OP I think most people have work place personae. EG at its most mundane, you've just had an argument at home, the plumber hasn't fixed the shower, you've forgotten to call your DM and she's upset. Or worse, you're very concerned about yours or someone else's health, you've had a final demand for some money, your LL wants you out in 4 weeks time ...The work place persona usually demands and you give as much of a smooth, pleasant performance as you can, or you explain to someone (HR? management) and ask for time out or understanding. Equally, you may be happier in jeans and bare feet at home - you don't wear that to work unless you're very lucky. And you may call a spade a spade at home, but at work you finesse your language so you don't upset colleagues or customers needlessly.

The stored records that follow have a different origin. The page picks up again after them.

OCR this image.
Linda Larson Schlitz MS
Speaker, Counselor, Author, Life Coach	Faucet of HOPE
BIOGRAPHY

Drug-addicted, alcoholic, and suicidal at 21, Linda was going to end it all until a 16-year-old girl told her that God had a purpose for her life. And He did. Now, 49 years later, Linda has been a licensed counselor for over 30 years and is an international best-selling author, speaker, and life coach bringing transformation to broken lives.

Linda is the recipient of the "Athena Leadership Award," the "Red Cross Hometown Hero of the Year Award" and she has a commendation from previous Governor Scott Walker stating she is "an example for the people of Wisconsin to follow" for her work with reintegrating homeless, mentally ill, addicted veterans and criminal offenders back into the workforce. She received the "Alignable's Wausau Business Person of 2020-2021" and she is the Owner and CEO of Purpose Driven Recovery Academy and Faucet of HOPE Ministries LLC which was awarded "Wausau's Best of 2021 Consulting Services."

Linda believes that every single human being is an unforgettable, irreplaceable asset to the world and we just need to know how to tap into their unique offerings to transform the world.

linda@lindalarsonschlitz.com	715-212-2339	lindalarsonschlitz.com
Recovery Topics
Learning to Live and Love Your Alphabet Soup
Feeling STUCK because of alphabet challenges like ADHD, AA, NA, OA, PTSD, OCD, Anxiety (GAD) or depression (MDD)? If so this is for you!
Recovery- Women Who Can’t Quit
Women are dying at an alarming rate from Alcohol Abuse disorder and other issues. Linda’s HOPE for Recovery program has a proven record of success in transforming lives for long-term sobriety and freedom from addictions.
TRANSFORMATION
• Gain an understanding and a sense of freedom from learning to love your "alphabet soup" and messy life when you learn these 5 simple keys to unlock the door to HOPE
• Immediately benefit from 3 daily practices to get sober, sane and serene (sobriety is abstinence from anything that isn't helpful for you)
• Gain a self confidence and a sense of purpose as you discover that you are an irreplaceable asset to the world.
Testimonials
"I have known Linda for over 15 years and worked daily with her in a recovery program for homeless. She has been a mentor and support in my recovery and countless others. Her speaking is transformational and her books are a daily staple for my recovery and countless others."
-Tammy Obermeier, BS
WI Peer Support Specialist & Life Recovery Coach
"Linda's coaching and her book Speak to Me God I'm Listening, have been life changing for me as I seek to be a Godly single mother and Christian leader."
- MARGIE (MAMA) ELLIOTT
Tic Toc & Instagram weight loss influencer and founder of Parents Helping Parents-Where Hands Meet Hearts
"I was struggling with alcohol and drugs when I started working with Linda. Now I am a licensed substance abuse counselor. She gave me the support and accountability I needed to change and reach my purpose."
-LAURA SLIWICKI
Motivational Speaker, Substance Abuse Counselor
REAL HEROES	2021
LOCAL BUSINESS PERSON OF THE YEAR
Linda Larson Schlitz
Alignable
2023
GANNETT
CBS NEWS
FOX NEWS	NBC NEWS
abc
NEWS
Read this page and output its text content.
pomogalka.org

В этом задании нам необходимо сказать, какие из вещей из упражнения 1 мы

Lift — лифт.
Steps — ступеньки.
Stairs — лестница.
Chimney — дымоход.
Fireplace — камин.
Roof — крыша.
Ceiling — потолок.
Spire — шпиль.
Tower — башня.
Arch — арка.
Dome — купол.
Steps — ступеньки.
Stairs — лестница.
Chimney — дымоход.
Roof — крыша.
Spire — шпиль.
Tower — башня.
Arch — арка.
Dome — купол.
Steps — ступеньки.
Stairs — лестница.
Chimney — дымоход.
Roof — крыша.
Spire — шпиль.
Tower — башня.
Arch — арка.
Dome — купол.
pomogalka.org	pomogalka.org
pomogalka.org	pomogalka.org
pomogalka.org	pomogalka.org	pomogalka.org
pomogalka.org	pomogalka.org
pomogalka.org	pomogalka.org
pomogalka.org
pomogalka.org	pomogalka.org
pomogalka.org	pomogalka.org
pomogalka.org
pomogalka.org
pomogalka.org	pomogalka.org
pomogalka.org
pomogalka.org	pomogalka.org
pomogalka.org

It's being rather precious to say a work persona demands you tamp down what makes you you eg "It's not what you care about or think" unless you are in totally the wrong job. You were presumably hired because of the skills and how you came across.

But if you hate the job, couldn't give a toss about it and don't like your colleagues ... can you leave? do what you want to do? or are you trapped by financial commitments? can you rethink them?

pumpkinyael · 07/09/2018 17:41

I definitely have a workplace persona.
I don't wear the same clothes, I don't make the same jokes. I make an effort to talk in a calm manner. (=Less hyper. It has become second nature tbh)

I don't discuss certain things at work. There are certain things I wouldn't do at work. And I react differently as well. (Annoying clients, colleagues, boss...)

I think that's fairly normal, tbh.

witchmountain · 07/09/2018 19:47

Most people are talking about personas in terms of the basic accommodations they make like dress, social niceties etc. It sounds like the OP has that sorted given that she’s held down employment for the last 35 years! It sounded more like she was after a persona that would struggle less and feel more capable?

DelurkingAJ · 07/09/2018 20:03

I come across as more straight laced at work and that’s just fine by me. It does mean when things ‘leak’ from my personal life then my colleagues have been known to completely double-take, but by then they think of my as professional and efficient and accept that the fact that my life is more exciting/normal than they’d expected was them projecting what they saw at work.

Doesn’t mean I’m a different person, more that I have different priorities at work.

Example was at my last place I turned up for an evening do in DH’s sports car as he needed the Volvo for something...this was described by one of my bosses as ‘the most unlikely thing they’d seen all year’.